Sec. 5. All repayments must be made within three years after the member first becomes eligible to make such repayments."
Chapter 1311 of the 1973 Session Laws did not attempt to codify the provisions of Sections 4 and 5 of that Bill, relating to the payment of the employer portion of these purchases and to the three-year time limit for making repayments. The two provisions constitute separate sections of the Bill. Although they appear to be separable, they were codified subsequently as a single section of the law regulating the Teachers’ and State Employees’ Retirement System.
G.S. 135-4(m) read follows:
"(m) The employer portion of the annual cost to fund the provisions of ((f) (6), (k) and (l)) shall be paid by the employer based on the employer contribution rate as determined by the actuary and no cost shall be paid from funds now held by the Retirement System.
All repayments must be made within three years after the member first becomes eligible to make such repayment."
As codified, G.S. 135-4(m) included two paragraphs, taken from Sections 4 and 5 of Chapter 1311 of the 1973 Session Law. G.S. 135-4(m) was not divided into further subsections, but the two paragraphs were separated by two or three lines while two paragraphs of a single section or subsection are not normally so separated.
Chapter 875 of the 1975 Session Laws repealed part or all of G.S. 135-4(m) as follows:
"Sec. 47. There is hereby repealed G.S. 135-4(m) and G.S. 135-5(u) which require that the employer portion of the annual cost to fund the provisions of G.S. 135-4(f)(6), (k) and (l) and
G.S. 135-5, subsections (s) and (t) shall be paid by the employer based on the employer contribution rate as determined by the actuary and no cost shall be paid from funds now held by the Retirement System."
Although Section 47 of Chapter 875 of the 1975 Session Laws did not quote the precise portions which were intended to be repealed, the Section did describe the provisions being repealed. Those provisions were described as requiring "that the employer portion of the annual cost to fund the provision of G.S. 135-4(f) (6), (k) and (l) and G.S. 135-5 subsections (s) and (t) shall be paid by the employer based on the employer contribution rate as determined by the actuary and no cost shall be paid from funds now held by the Retirement System." G.S. 135-5(u) was identical to the first paragraph of G.S. 135-4(m) except that it dealt with the employer portion of the cost to fund the provisions of G.S. 135-5(s) and (t) rather than provisions of G.S. 135-4(f) (6),
(k) and (l). G.S. 135-5(u) did not include any provisions or language in addition to that specifying that payment of the employer portion of the annual cost to fund the relevant provision should be paid based on employer contribution rate as determined by the actuary and not from any funds then held by the Retirement System.
Although Section 47 of Chapter 875 of the 1975 Session Laws states that G.S. 135-4(m) relating to funding of the employer portion of the cost of the relevant provisions for purchase of creditable service. The description of what was being repealed did not refer in any way to the provision requiring repayment within three years of eligibility.
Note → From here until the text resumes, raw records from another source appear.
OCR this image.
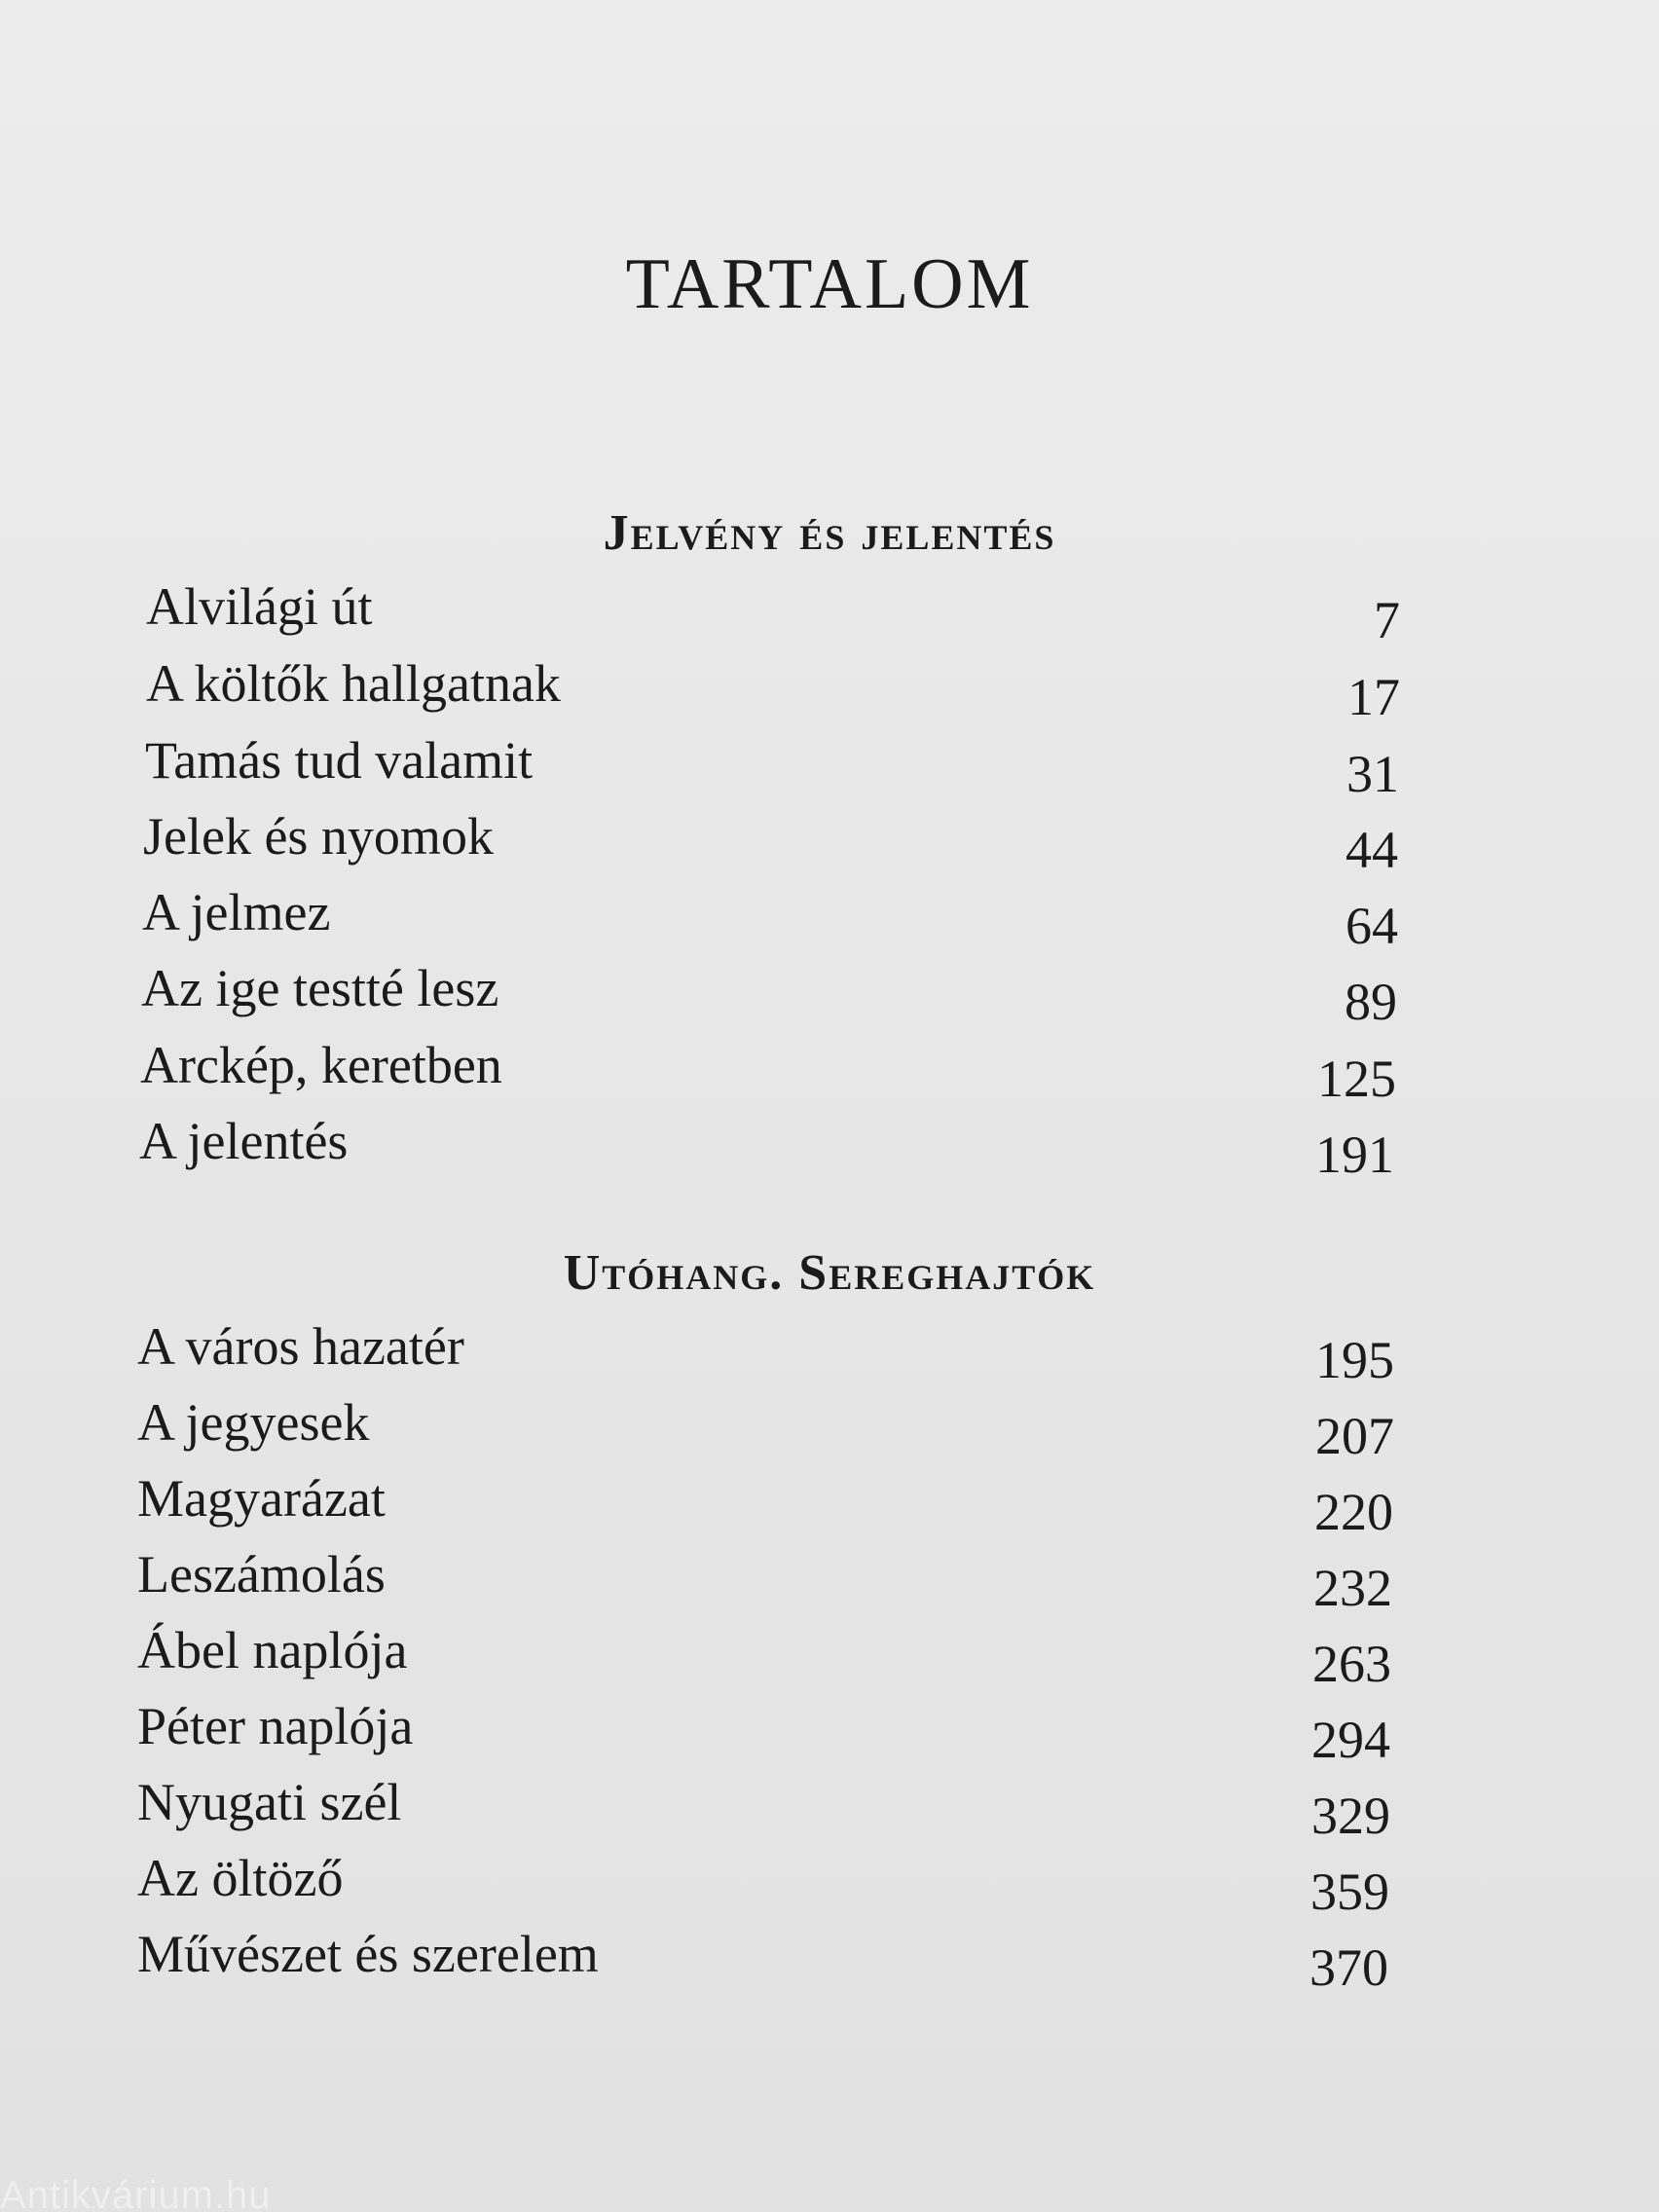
TARTALOM
Jelvény és jelentés
Alvilági út	7
A költők hallgatnak	17
Tamás tud valamit	31
Jelek és nyomok	44
A jelmez	64
Az ige testté lesz	89
Arckép, keretben	125
A jelentés	191
Utóhang. Sereghajtók
A város hazatér	195
A jegyesek	207
Magyarázat	220
Leszámolás	232
Ábel naplója	263
Péter naplója	294
Nyugati szél	329
Az öltöző	359
Művészet és szerelem	370
Antikvárium.hu
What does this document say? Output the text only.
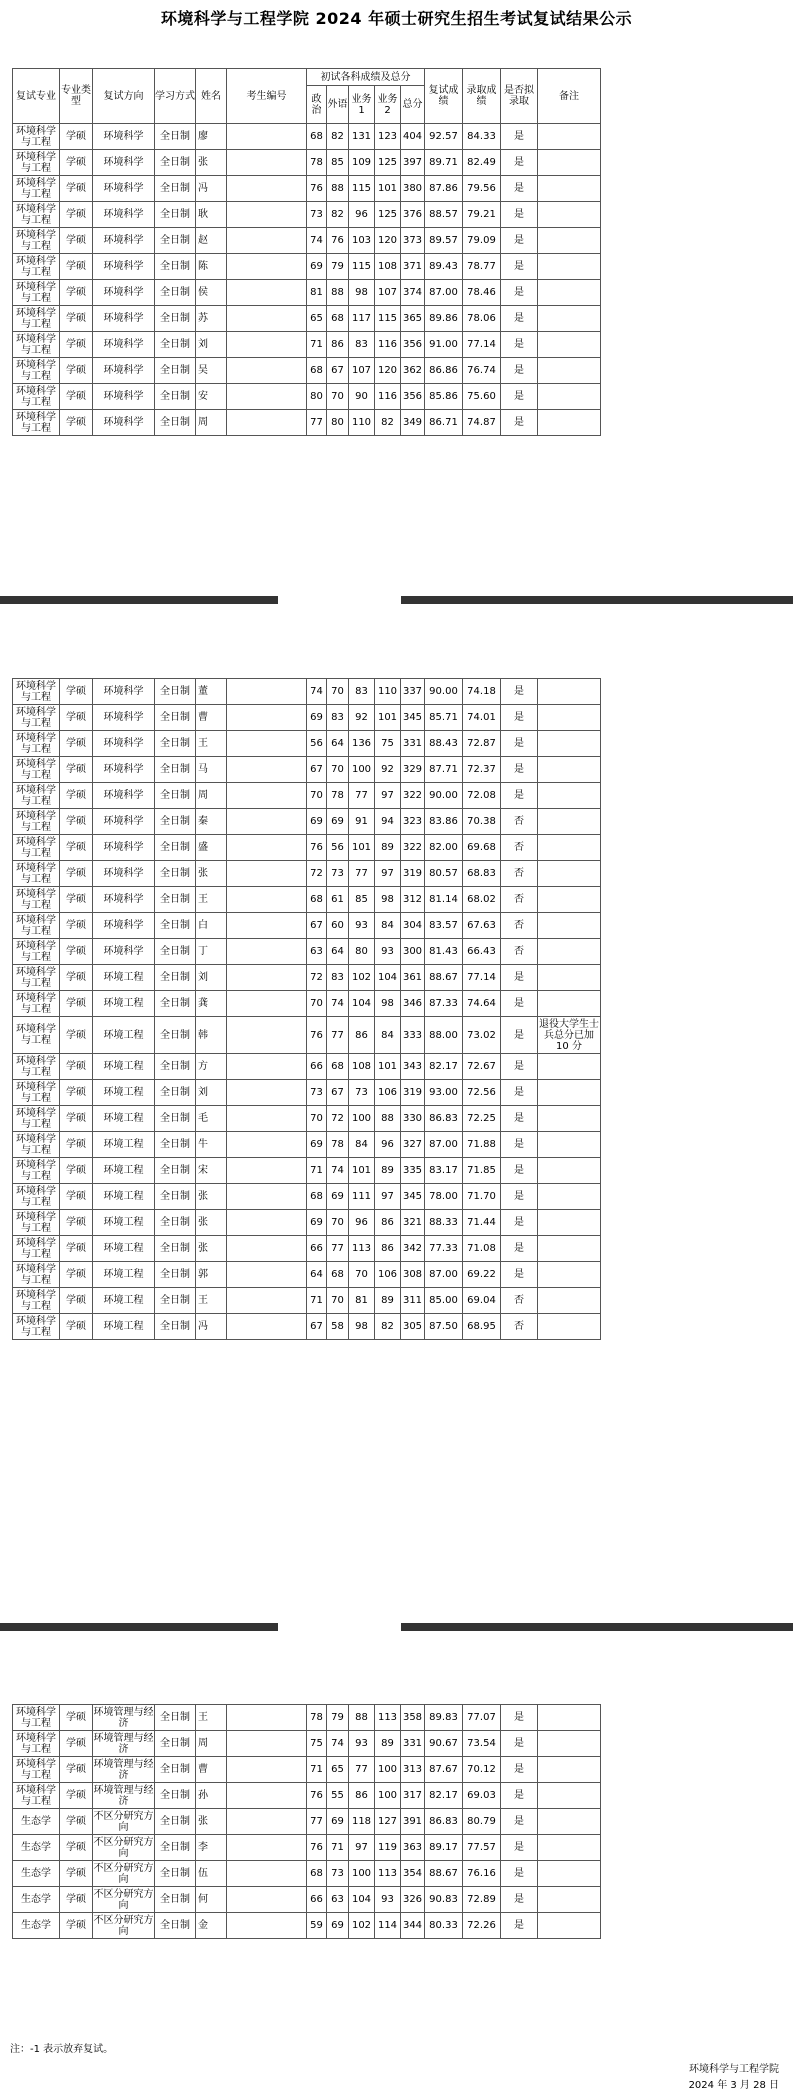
环境科学与工程学院 2024 年硕士研究生招生考试复试结果公示
复试专业	专业类型	复试方向	学习方式	姓名	考生编号	初试各科成绩及总分					复试成绩	录取成绩	是否拟录取	备注
						政治	外语	业务1	业务2	总分				
环境科学与工程	学硕	环境科学	全日制	廖		68	82	131	123	404	92.57	84.33	是	
环境科学与工程	学硕	环境科学	全日制	张		78	85	109	125	397	89.71	82.49	是	
环境科学与工程	学硕	环境科学	全日制	冯		76	88	115	101	380	87.86	79.56	是	
环境科学与工程	学硕	环境科学	全日制	耿		73	82	96	125	376	88.57	79.21	是	
环境科学与工程	学硕	环境科学	全日制	赵		74	76	103	120	373	89.57	79.09	是	
环境科学与工程	学硕	环境科学	全日制	陈		69	79	115	108	371	89.43	78.77	是	
环境科学与工程	学硕	环境科学	全日制	侯		81	88	98	107	374	87.00	78.46	是	
环境科学与工程	学硕	环境科学	全日制	苏		65	68	117	115	365	89.86	78.06	是	
环境科学与工程	学硕	环境科学	全日制	刘		71	86	83	116	356	91.00	77.14	是	
环境科学与工程	学硕	环境科学	全日制	吴		68	67	107	120	362	86.86	76.74	是	
环境科学与工程	学硕	环境科学	全日制	安		80	70	90	116	356	85.86	75.60	是	
环境科学与工程	学硕	环境科学	全日制	周		77	80	110	82	349	86.71	74.87	是	
环境科学与工程	学硕	环境科学	全日制	董		74	70	83	110	337	90.00	74.18	是	
环境科学与工程	学硕	环境科学	全日制	曹		69	83	92	101	345	85.71	74.01	是	
环境科学与工程	学硕	环境科学	全日制	王		56	64	136	75	331	88.43	72.87	是	
环境科学与工程	学硕	环境科学	全日制	马		67	70	100	92	329	87.71	72.37	是	
环境科学与工程	学硕	环境科学	全日制	周		70	78	77	97	322	90.00	72.08	是	
环境科学与工程	学硕	环境科学	全日制	秦		69	69	91	94	323	83.86	70.38	否	
环境科学与工程	学硕	环境科学	全日制	盛		76	56	101	89	322	82.00	69.68	否	
环境科学与工程	学硕	环境科学	全日制	张		72	73	77	97	319	80.57	68.83	否	
环境科学与工程	学硕	环境科学	全日制	王		68	61	85	98	312	81.14	68.02	否	
环境科学与工程	学硕	环境科学	全日制	白		67	60	93	84	304	83.57	67.63	否	
环境科学与工程	学硕	环境科学	全日制	丁		63	64	80	93	300	81.43	66.43	否	
环境科学与工程	学硕	环境工程	全日制	刘		72	83	102	104	361	88.67	77.14	是	
环境科学与工程	学硕	环境工程	全日制	龚		70	74	104	98	346	87.33	74.64	是	
环境科学与工程	学硕	环境工程	全日制	韩		76	77	86	84	333	88.00	73.02	是	退役大学生士兵总分已加 10 分
环境科学与工程	学硕	环境工程	全日制	方		66	68	108	101	343	82.17	72.67	是	
环境科学与工程	学硕	环境工程	全日制	刘		73	67	73	106	319	93.00	72.56	是	
环境科学与工程	学硕	环境工程	全日制	毛		70	72	100	88	330	86.83	72.25	是	
环境科学与工程	学硕	环境工程	全日制	牛		69	78	84	96	327	87.00	71.88	是	
环境科学与工程	学硕	环境工程	全日制	宋		71	74	101	89	335	83.17	71.85	是	
环境科学与工程	学硕	环境工程	全日制	张		68	69	111	97	345	78.00	71.70	是	
环境科学与工程	学硕	环境工程	全日制	张		69	70	96	86	321	88.33	71.44	是	
环境科学与工程	学硕	环境工程	全日制	张		66	77	113	86	342	77.33	71.08	是	
环境科学与工程	学硕	环境工程	全日制	郭		64	68	70	106	308	87.00	69.22	是	
环境科学与工程	学硕	环境工程	全日制	王		71	70	81	89	311	85.00	69.04	否	
环境科学与工程	学硕	环境工程	全日制	冯		67	58	98	82	305	87.50	68.95	否	
环境科学与工程	学硕	环境管理与经济	全日制	王		78	79	88	113	358	89.83	77.07	是	
环境科学与工程	学硕	环境管理与经济	全日制	周		75	74	93	89	331	90.67	73.54	是	
环境科学与工程	学硕	环境管理与经济	全日制	曹		71	65	77	100	313	87.67	70.12	是	
环境科学与工程	学硕	环境管理与经济	全日制	孙		76	55	86	100	317	82.17	69.03	是	
生态学	学硕	不区分研究方向	全日制	张		77	69	118	127	391	86.83	80.79	是	
生态学	学硕	不区分研究方向	全日制	李		76	71	97	119	363	89.17	77.57	是	
生态学	学硕	不区分研究方向	全日制	伍		68	73	100	113	354	88.67	76.16	是	
生态学	学硕	不区分研究方向	全日制	何		66	63	104	93	326	90.83	72.89	是	
生态学	学硕	不区分研究方向	全日制	金		59	69	102	114	344	80.33	72.26	是	
注：-1 表示放弃复试。
环境科学与工程学院
2024 年 3 月 28 日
The provision requiring repayments to be made within three years is separable and is not covered in any other portion of the Retirement System Act. The two provisions were not originally enacted as part of the same section and do not necessarily go together or depend on each other in any way. Consequently, Section 47 of Chapter 875 of the 1975 Session Laws cannot be viewed as repealing the second paragraph of G.S. 135-4(m).